3 Things I Always Keep on My Desk While Working from Home
I’m new to the work-from-home world. From the Before Times through most of the pandemic, my higher education nine-to-five took place on campus. Over the course of nine years, my career was centralized in our dean’s suite, where students with the most concerning problems would shuffle in and out of my office en route to our college’s administration. Our students kept me on my toes as I administered scholarships and hustled alumni for their generosity.
It’s easy to stay focused when a new, never-before-heard challenge is popping into your office every few hours, demanding attention and restructuring your priorities at the drop of a bookbag. But when I transitioned from my long stint in higher education to the fully-remote tech startup industry this past fall, I had no choice but to reprogram my brain.
Slowly, I started upgrading a nook in my partner’s and my home to serve as a real-life home office, a luxury I never thought I’d want or need. I chose a ’60s obsessive meets ’90s girl wall color, Sherwin Williams’ “Relentless Olive,” and had the walls painted. Above the velvet couch I bought on sale with one of my stimulus checks (Is this something we openly admit?) I curated a gallery wall. And my partner and I scoured Craigslist and Facebook Marketplace for the perfect used IKEA desk. All that was missing? Motivation.

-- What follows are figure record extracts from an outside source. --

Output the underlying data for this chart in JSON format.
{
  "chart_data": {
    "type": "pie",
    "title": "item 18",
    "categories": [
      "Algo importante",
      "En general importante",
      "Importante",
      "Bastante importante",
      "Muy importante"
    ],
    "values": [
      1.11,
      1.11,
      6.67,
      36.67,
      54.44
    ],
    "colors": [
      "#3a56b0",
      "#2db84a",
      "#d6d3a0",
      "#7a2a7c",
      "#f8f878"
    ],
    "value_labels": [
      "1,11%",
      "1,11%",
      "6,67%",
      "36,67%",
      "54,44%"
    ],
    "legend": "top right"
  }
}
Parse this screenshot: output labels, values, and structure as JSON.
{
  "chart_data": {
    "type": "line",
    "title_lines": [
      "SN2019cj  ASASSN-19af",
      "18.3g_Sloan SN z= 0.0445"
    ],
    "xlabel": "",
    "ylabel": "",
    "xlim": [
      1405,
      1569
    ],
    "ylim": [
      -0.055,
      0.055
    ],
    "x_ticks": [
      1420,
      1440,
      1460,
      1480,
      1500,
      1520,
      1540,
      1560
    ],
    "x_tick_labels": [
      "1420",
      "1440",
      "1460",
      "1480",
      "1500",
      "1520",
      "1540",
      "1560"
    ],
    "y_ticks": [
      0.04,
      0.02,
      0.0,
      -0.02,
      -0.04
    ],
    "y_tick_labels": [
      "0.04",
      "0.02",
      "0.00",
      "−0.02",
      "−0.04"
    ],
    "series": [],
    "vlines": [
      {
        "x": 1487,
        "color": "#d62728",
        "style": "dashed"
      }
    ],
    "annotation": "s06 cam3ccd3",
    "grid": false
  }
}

Onboarding at a new organization in a completely new-to-me industry was exhausting, not to mention the pandemic that continued to distract me from everyday life. I quickly realized that to remain on track and stay motivated to kick ass at work while keeping my post-work 5-9 p.m. life sacred, I had to cultivate good habits. For me, navigating my “daytime career” (why does “day job” feel so reductive?) requires three essentials for success. Below are my three secrets for the optimal work-from-home environment.
Daily To-Do Notepad for Focus and Productivity
As dedicated as I am to my Google Calendar, Apple Notes, and Notion organization systems, at the end of the day (really throughout the day) I rely on a notepad where I detail my daily tasks at hand. Right now, I’m using this Noted by Post-It notepad, which lets me record work tasks, morning/noon/night tasks, water consumption, and physical movement. Just like making flashcards for elementary math, writing down my daily tasks helps commit them to memory so I keep them top of mind. Plus, the rush of crossing off items and drinking all those glasses of water? Perfection.
Side-Hustle Business Cards for Motivation and Empowerment
In the Before Times, probably 20 minutes before the first Coronavirus case was documented in the United States, I paid my hard-earned U.S. dollars to have business cards made to promote and publicize my writing/producing/organizing side hustle. Cut to two years later and I’m a completely different person who never would have selected the aesthetic template background I did. But oh well!
Y’all, I keep those business cards front and center beside my keyboard and mouse on my desk. They’re an empowering reminder that I am more than my day career, and I have skills, interests, and motivation beyond the recruitment and coordinating that I conduct in talent acquisition Monday through Friday. Those business cards are my daily plus sign. I have a career and I write. I have a career and I produce comedy shows throughout Chicago. I have a career and for a small fee, I’ll organize the living heck out of your closet. It’s a pep talk at a glance.
Nostalgic Pops of Personality
My former office looked like a Spencer Gifts. Between the table fountain, lava lamp, random washi-taped Polaroids, and gifts from professors, I lacked a real connection with my daily surroundings. As it turns out, having a dedicated space at home that demonstrates a connection with my aesthetic has a positive impact on my mental health and motivation. Since there won’t ever be any clients — or, in my case, college freshmen — in my home office, I decided to turn up the dial on the personality on display.
Looking away from a Zoom meeting to see a picture of my girlfriends and I quarantining in a Michigan cabin during 2020 helps me power through the afternoon work funk. Storing office supplies in the hot pink cheetah print box of my youth (that once stored a makeup kit most likely purchased for me by my grandma at Kohl’s) is the antidote to a sterile work environment. And the IKEA shelves above my desk display my vintage Fisher Price Little People Tudor dollhouse and A-Frame Cabin. I don’t know what it is, but having these nostalgic treasures in my office just feels good. They make the one spot in my home that is completely mine feel just that. And bringing a sense of my fully-realized self to work every day helps me push through the daily grind.